In 1999, Bloomberg’s predecessor, Republican Rudolph Giuliani, attempted to close down the “Sensation” exhibit at the Brooklyn Museum, which was condemned by the former mayor as “anti-Catholic,” pornographic and sacrilegious.
The current effort to clamp down on artistic expression takes place in the context of an unprecedented atmosphere of repression in the nation’s largest city.
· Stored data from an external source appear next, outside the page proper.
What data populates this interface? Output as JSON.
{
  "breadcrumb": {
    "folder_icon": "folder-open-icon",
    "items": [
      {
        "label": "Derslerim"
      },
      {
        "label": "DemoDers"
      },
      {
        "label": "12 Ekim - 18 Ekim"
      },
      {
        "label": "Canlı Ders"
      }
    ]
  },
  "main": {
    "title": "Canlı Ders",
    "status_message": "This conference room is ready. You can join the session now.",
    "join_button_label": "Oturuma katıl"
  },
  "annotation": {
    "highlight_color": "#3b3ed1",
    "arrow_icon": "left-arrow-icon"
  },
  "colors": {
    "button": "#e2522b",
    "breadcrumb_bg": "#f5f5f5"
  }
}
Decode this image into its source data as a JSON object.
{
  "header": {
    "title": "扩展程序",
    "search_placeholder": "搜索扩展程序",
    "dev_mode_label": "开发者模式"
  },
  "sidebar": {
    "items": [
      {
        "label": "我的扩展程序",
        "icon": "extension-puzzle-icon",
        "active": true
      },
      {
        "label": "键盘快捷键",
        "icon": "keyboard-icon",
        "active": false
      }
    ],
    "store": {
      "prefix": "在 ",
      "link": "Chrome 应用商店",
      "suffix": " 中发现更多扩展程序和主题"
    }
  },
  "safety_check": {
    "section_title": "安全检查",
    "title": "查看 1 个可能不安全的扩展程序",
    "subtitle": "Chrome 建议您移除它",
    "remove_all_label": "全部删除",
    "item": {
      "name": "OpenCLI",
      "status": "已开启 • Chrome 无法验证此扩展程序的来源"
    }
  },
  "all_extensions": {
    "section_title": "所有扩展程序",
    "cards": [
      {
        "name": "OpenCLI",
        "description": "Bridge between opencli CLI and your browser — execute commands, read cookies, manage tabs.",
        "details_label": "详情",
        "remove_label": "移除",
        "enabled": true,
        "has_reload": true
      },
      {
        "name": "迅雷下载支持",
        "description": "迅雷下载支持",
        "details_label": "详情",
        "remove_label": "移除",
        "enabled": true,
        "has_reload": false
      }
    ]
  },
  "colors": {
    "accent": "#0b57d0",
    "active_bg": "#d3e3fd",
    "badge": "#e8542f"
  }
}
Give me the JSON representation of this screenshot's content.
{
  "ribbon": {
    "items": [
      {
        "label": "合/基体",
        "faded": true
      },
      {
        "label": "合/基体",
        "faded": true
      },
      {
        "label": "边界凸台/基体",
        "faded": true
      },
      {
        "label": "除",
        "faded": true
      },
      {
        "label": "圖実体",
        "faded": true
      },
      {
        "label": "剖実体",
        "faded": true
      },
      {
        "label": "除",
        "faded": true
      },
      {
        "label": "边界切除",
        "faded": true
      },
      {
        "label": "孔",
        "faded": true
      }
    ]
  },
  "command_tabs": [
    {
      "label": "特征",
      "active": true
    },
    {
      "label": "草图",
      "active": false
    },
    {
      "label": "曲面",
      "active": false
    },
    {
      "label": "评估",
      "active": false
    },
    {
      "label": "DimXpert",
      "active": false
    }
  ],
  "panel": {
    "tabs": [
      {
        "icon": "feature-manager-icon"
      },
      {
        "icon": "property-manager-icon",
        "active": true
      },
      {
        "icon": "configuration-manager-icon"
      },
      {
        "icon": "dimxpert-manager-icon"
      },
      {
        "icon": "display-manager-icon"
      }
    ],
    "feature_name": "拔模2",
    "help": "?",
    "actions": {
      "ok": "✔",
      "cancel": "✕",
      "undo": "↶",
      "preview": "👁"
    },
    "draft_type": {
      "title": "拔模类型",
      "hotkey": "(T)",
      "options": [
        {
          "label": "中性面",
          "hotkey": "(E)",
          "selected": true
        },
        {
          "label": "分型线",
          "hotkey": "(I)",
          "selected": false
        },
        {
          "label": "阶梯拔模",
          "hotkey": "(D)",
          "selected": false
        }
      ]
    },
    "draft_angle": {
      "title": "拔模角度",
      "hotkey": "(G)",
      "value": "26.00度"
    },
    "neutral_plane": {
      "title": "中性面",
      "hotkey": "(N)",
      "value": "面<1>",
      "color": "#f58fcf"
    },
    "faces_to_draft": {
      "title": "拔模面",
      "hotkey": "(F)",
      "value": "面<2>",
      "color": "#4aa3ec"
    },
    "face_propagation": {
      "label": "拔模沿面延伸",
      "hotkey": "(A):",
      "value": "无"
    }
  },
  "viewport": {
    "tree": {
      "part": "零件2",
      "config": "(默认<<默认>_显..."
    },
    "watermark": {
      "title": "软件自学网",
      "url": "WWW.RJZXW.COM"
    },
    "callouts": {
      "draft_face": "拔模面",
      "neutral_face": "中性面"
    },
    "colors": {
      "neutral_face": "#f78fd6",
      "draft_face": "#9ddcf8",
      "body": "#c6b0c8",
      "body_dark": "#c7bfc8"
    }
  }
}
In the name of fighting terrorism, transit riders are now being subjected to random police searches and armed troops are patrolling busy terminals and subway stations.
Mimicking a policy imposed at airports nationwide by the Homeland Security Department, public announcements punctuate travels on the subway, saying, “If you see something, say something.” These pronouncements have nothing to do with forestalling a terrorist attack in progress but rather are designed to instill fear in the population and encourage average citizens to spy on other passengers.
Last month, five Sikh tourists from Britain were ordered off the top of a sightseeing bus in Manhattan by armed police, handcuffed and forced to kneel on the street after a tour company employee phoned in a tip that they looked “suspicious.” Police cordoned off the block for 90 minutes, ordered all 60 passengers off the bus and searched their belongings and conducted body searches before authorities admitted that no terrorist threat existed.
Mayor Bloomberg’s attempt to ban today’s graffiti block party reflects a nervousness that growing opposition to such measures could coalesce around such a seemingly innocuous event. A Bloomberg spokesperson immediately responded to Monday’s legal setback by threatening to appeal, although the success of an appeal in time to halt today’s festivities seems unlikely.